Lochaber Mountain Rescue Team, for example, regularly uses aerial drone footage to help find injured climbers and walkers in Scotland. Adding a highpowered search light to a drone can provide a welcome light source during nighttime rescues. Search and rescue teams based in a mountainous region of the US have already used drones with lighting to find and save trapped hikers in Snowy Canyon State Park after dark. In addition to traditional light sources, thermal imaging has also been used in a range of scenarios, like finding a person who had been thrown clear of their car in an accident at night time. This technology can help save lives. But it is not just people that drones can be used to detect and observe.

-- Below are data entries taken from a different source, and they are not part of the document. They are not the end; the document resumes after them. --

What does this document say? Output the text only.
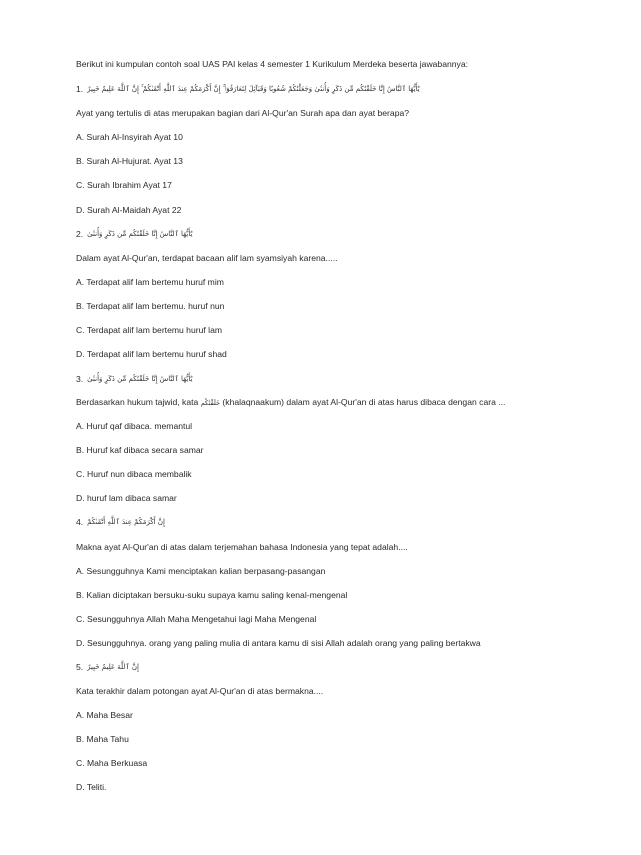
Berikut ini kumpulan contoh soal UAS PAI kelas 4 semester 1 Kurikulum Merdeka beserta jawabannya:
1. يَٰٓأَيُّهَا ٱلنَّاسُ إِنَّا خَلَقْنَٰكُم مِّن ذَكَرٍ وَأُنثَىٰ وَجَعَلْنَٰكُمْ شُعُوبًا وَقَبَآئِلَ لِتَعَارَفُوٓا۟ ۚ إِنَّ أَكْرَمَكُمْ عِندَ ٱللَّهِ أَتْقَىٰكُمْ ۚ إِنَّ ٱللَّهَ عَلِيمٌ خَبِيرٌ
Ayat yang tertulis di atas merupakan bagian dari Al-Qur'an Surah apa dan ayat berapa?
A. Surah Al-Insyirah Ayat 10
B. Surah Al-Hujurat. Ayat 13
C. Surah Ibrahim Ayat 17
D. Surah Al-Maidah Ayat 22
2. يَٰٓأَيُّهَا ٱلنَّاسُ إِنَّا خَلَقْنَٰكُم مِّن ذَكَرٍ وَأُنثَىٰ
Dalam ayat Al-Qur'an, terdapat bacaan alif lam syamsiyah karena.....
A. Terdapat alif lam bertemu huruf mim
B. Terdapat alif lam bertemu. huruf nun
C. Terdapat alif lam bertemu huruf lam
D. Terdapat alif lam bertemu huruf shad
3. يَٰٓأَيُّهَا ٱلنَّاسُ إِنَّا خَلَقْنَٰكُم مِّن ذَكَرٍ وَأُنثَىٰ
Berdasarkan hukum tajwid, kata خَلَقْنَٰكُم (khalaqnaakum) dalam ayat Al-Qur'an di atas harus dibaca dengan cara ...
A. Huruf qaf dibaca. memantul
B. Huruf kaf dibaca secara samar
C. Huruf nun dibaca membalik
D. huruf lam dibaca samar
4. إِنَّ أَكْرَمَكُمْ عِندَ ٱللَّهِ أَتْقَىٰكُمْ
Makna ayat Al-Qur'an di atas dalam terjemahan bahasa Indonesia yang tepat adalah....
A. Sesungguhnya Kami menciptakan kalian berpasang-pasangan
B. Kalian diciptakan bersuku-suku supaya kamu saling kenal-mengenal
C. Sesungguhnya Allah Maha Mengetahui lagi Maha Mengenal
D. Sesungguhnya. orang yang paling mulia di antara kamu di sisi Allah adalah orang yang paling bertakwa
5. إِنَّ ٱللَّهَ عَلِيمٌ خَبِيرٌ
Kata terakhir dalam potongan ayat Al-Qur'an di atas bermakna....
A. Maha Besar
B. Maha Tahu
C. Maha Berkuasa
D. Teliti.
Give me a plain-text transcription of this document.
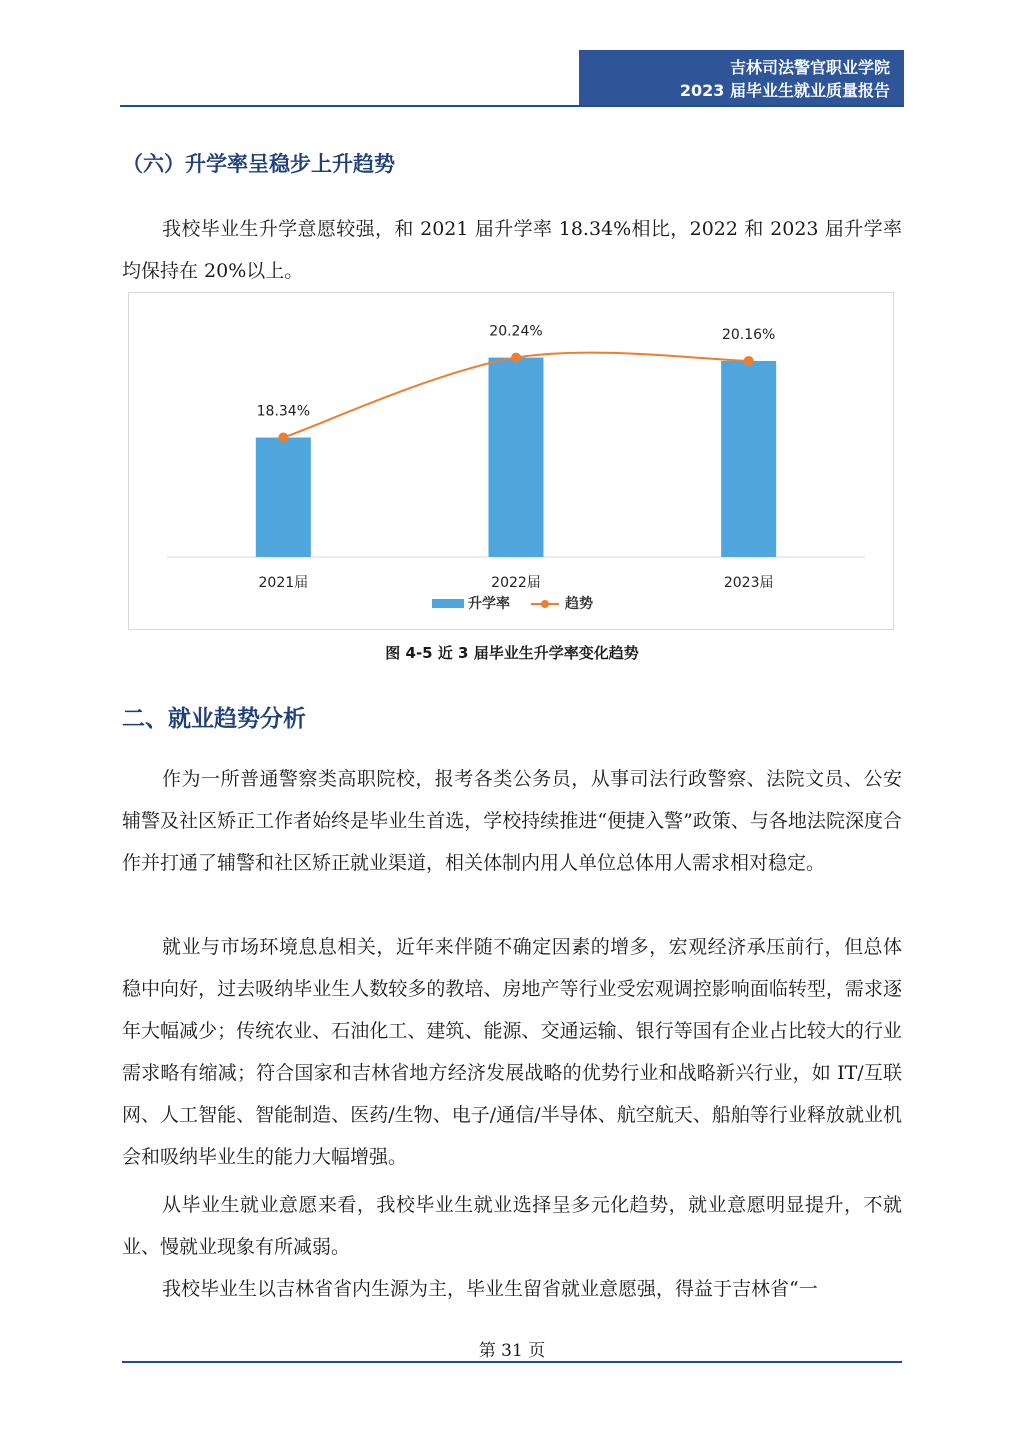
吉林司法警官职业学院
2023 届毕业生就业质量报告
（六）升学率呈稳步上升趋势

我校毕业生升学意愿较强，和 2021 届升学率 18.34%相比，2022 和 2023 届升学率均保持在 20%以上。

18.34%
20.24%	20.16%
2021届	2022届	2023届
升学率	趋势
图 4-5 近 3 届毕业生升学率变化趋势
二、就业趋势分析

作为一所普通警察类高职院校，报考各类公务员，从事司法行政警察、法院文员、公安辅警及社区矫正工作者始终是毕业生首选，学校持续推进“便捷入警”政策、与各地法院深度合作并打通了辅警和社区矫正就业渠道，相关体制内用人单位总体用人需求相对稳定。

就业与市场环境息息相关，近年来伴随不确定因素的增多，宏观经济承压前行，但总体稳中向好，过去吸纳毕业生人数较多的教培、房地产等行业受宏观调控影响面临转型，需求逐年大幅减少；传统农业、石油化工、建筑、能源、交通运输、银行等国有企业占比较大的行业需求略有缩减；符合国家和吉林省地方经济发展战略的优势行业和战略新兴行业，如 IT/互联网、人工智能、智能制造、医药/生物、电子/通信/半导体、航空航天、船舶等行业释放就业机会和吸纳毕业生的能力大幅增强。

从毕业生就业意愿来看，我校毕业生就业选择呈多元化趋势，就业意愿明显提升，不就业、慢就业现象有所减弱。

我校毕业生以吉林省省内生源为主，毕业生留省就业意愿强，得益于吉林省“一

第 31 页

In emergency scenarios, such as fires or building collapse, the structures need to be regularly monitored and assessed to mitigate any harm to trapped persons or crews. Using a drone to survey and assess the structural soundness of large structures and buildings provides emergency and rescue services with the confidence to act quickly when working with a burning or collapsed structure. Adding a thermal imaging camera provides a good way to safely monitor fire hotspots within a building, find people under rubble and track crews and people to be rescued.
Using drones to do as well as see
As drones become more powerful and are available in a greater range of sizes, they can be used for a greater breadth of activities beyond SAR surveillance. Airborne vehicles have a clear role to play, particularly in the speed of response, with the advantage of using a drone in an urban setting estimated to be 120 per cent when direct line speed, traffic advantage and field of view are all taken into account. In addition, compared to manned aircraft used for inspection, drones have the advantage of lower resource requirements, and can be deployed in large numbers.
One area that airborne vehicles can help is in the delivery of medical supplies. A project called Gold Dragon, run in partnership with the Welsh Ambulance Service, has shown a proof of concept for the delivery of a mini defibrillator via drone to remote or rural locations that would otherwise be difficult to reach quickly in an ambulance.